John Cole went a little further, suggesting negotiating with the GOP is actually slightly worse: “Usually, terrorists are more straight-forward with their demands. Republican demands shift with every day.”

Not surprisingly, Menendez’s unscripted comments aren’t going over well among Republicans, and I’ll gladly concede that the comparison pushes the rhetorical envelope. The congressional GOP is clearly comfortable with hostage-taking tactics, but the “t” word should generally be avoided in situations like these.

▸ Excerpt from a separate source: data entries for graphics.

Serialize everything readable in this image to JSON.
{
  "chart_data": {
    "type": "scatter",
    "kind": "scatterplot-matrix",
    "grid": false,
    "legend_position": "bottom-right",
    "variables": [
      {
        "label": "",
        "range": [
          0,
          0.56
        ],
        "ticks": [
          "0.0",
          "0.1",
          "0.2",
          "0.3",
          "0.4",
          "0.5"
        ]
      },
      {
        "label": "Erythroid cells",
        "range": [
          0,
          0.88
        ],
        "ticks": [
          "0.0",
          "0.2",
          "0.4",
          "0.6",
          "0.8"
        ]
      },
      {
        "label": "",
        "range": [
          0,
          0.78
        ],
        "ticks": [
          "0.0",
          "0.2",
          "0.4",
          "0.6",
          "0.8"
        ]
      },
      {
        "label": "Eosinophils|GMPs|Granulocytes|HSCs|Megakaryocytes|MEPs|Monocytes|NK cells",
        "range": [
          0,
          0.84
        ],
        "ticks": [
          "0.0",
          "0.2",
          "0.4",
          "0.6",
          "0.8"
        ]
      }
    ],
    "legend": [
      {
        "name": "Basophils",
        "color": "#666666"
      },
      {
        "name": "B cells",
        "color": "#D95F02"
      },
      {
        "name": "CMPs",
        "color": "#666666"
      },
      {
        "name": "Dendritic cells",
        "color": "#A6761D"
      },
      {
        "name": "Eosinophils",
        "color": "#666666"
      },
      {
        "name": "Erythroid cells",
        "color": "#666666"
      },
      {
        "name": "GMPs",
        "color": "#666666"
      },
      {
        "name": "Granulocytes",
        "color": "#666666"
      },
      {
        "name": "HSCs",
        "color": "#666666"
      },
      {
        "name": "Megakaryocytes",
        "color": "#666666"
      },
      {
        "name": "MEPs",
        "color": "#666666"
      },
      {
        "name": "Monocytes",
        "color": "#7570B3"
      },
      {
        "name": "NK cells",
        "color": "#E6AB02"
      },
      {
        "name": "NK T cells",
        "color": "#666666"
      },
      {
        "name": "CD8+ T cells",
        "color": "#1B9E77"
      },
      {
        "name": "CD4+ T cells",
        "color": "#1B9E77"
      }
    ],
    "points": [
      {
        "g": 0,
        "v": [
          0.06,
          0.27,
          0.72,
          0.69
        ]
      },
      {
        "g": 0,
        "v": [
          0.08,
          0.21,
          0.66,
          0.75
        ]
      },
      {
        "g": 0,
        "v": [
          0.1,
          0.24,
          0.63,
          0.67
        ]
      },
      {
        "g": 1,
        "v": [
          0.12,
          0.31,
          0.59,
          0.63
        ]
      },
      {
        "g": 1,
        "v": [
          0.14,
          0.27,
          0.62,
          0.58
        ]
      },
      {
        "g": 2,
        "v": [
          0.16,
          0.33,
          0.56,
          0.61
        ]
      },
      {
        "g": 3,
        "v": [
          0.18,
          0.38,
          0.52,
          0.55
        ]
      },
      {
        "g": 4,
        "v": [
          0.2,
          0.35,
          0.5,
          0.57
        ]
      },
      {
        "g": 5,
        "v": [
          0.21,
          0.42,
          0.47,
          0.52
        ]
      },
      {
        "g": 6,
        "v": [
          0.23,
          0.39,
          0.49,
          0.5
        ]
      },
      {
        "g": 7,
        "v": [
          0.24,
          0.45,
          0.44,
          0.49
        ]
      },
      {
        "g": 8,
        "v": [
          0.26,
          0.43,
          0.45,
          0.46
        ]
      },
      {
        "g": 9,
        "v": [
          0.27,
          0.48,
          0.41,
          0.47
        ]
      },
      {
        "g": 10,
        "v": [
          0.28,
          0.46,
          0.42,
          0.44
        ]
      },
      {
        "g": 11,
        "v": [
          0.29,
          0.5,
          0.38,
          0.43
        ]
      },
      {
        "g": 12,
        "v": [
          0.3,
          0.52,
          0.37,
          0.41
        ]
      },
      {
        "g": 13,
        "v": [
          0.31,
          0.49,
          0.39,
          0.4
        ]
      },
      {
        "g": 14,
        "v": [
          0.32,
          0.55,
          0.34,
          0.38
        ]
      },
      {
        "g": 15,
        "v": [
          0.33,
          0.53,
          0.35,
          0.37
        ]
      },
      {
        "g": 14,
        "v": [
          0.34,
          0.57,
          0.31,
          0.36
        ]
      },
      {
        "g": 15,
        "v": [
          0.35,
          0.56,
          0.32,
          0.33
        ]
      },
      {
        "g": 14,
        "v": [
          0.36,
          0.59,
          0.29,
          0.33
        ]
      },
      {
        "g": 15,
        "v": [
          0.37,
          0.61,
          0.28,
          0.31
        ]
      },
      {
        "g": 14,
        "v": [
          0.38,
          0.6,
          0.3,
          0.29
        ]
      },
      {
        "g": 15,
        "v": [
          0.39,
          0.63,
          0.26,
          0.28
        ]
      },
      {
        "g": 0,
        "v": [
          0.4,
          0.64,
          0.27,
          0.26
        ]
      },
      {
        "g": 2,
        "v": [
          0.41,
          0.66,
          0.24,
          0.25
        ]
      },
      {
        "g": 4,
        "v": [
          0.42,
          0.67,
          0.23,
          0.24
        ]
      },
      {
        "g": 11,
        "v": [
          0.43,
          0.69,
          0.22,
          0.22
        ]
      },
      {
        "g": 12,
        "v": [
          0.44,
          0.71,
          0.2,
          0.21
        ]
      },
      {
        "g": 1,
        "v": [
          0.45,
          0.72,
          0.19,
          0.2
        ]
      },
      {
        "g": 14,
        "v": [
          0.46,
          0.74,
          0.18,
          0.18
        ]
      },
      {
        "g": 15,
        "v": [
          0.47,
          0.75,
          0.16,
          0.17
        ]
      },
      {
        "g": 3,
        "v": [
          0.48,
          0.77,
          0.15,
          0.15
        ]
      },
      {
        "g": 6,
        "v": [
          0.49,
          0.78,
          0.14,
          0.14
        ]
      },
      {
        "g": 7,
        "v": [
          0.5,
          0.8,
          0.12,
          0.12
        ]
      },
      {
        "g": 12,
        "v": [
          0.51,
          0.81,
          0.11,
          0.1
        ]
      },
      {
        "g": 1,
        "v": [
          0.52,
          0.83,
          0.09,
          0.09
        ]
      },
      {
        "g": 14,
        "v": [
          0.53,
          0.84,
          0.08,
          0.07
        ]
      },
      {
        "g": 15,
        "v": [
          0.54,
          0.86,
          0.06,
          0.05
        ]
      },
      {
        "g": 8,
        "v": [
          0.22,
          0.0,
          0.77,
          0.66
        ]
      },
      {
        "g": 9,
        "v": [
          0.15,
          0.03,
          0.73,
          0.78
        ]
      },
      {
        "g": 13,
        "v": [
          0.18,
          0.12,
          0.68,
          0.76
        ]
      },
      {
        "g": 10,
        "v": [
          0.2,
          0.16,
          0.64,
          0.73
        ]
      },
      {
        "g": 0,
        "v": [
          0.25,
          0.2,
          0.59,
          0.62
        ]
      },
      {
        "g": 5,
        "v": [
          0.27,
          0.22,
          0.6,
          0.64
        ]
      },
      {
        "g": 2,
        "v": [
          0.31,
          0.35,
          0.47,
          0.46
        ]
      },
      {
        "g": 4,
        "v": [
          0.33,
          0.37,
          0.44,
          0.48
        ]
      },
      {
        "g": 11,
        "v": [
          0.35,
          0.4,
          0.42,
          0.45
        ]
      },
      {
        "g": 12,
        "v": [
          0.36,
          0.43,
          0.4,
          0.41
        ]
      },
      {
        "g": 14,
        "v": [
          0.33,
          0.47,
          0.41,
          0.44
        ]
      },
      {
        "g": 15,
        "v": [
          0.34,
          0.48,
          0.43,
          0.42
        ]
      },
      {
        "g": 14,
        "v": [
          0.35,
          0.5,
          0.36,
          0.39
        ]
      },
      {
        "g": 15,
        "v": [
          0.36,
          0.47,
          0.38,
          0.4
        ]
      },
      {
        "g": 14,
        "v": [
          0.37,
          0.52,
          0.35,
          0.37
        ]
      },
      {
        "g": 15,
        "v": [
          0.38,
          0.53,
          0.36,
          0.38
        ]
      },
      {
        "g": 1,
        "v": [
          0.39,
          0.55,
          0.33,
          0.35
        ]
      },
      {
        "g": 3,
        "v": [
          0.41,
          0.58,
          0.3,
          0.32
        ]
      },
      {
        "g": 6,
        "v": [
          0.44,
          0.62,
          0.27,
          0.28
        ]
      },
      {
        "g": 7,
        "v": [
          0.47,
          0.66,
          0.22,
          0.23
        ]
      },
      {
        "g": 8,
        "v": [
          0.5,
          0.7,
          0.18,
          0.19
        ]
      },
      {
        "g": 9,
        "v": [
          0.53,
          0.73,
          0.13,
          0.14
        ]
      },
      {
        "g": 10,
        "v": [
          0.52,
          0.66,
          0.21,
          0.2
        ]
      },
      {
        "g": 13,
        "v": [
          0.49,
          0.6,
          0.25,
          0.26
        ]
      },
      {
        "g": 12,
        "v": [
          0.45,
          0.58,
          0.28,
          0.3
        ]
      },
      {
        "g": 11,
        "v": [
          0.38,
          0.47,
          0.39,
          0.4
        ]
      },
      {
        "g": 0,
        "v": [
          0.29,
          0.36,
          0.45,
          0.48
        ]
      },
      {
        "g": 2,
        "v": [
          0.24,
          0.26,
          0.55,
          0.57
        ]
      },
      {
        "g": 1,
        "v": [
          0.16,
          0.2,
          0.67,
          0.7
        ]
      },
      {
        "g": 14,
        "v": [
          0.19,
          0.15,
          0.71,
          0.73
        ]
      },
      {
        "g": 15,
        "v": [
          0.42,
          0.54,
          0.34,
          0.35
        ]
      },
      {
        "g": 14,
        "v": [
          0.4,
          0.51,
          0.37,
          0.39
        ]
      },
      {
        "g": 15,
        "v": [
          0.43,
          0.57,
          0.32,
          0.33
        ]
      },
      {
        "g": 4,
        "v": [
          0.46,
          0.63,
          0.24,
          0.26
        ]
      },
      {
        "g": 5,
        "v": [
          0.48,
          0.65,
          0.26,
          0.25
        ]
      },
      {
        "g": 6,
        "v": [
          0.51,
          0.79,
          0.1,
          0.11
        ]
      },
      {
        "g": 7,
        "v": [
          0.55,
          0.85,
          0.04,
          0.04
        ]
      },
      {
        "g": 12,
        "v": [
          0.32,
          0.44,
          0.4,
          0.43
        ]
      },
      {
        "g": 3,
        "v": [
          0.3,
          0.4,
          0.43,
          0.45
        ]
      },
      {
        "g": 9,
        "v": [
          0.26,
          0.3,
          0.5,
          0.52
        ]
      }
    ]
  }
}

I should note for context, though, that Menendez is hardly the first lawmaker to broach the subject. Earlier this year, for example, Rep. Steve King (R-Iowa) said he could “empathize” with a terrorist who flew an airplane into a building on American soil.

Last year, Rep. Pete Sessions (R-Texas) said if the Democratic majority didn’t allow Republicans to influence policy debates, the GOP would have to emulate the “insurgency” tactics of “the Taliban.” Sessions, a member of the Republican leadership, added, “[W]e need to understand that insurgency may be required,” and that if Democrats resist, Republicans “will then become an insurgency.” The Taliban, he went on to say, offer the GOP a tactical “model.”

Were Menendez’s remarks that much more outrageous than what Sessions said? I agree that it’s intemperate to compare one’s rivals to terrorists, but what about when Republicans compare themselves to terrorists?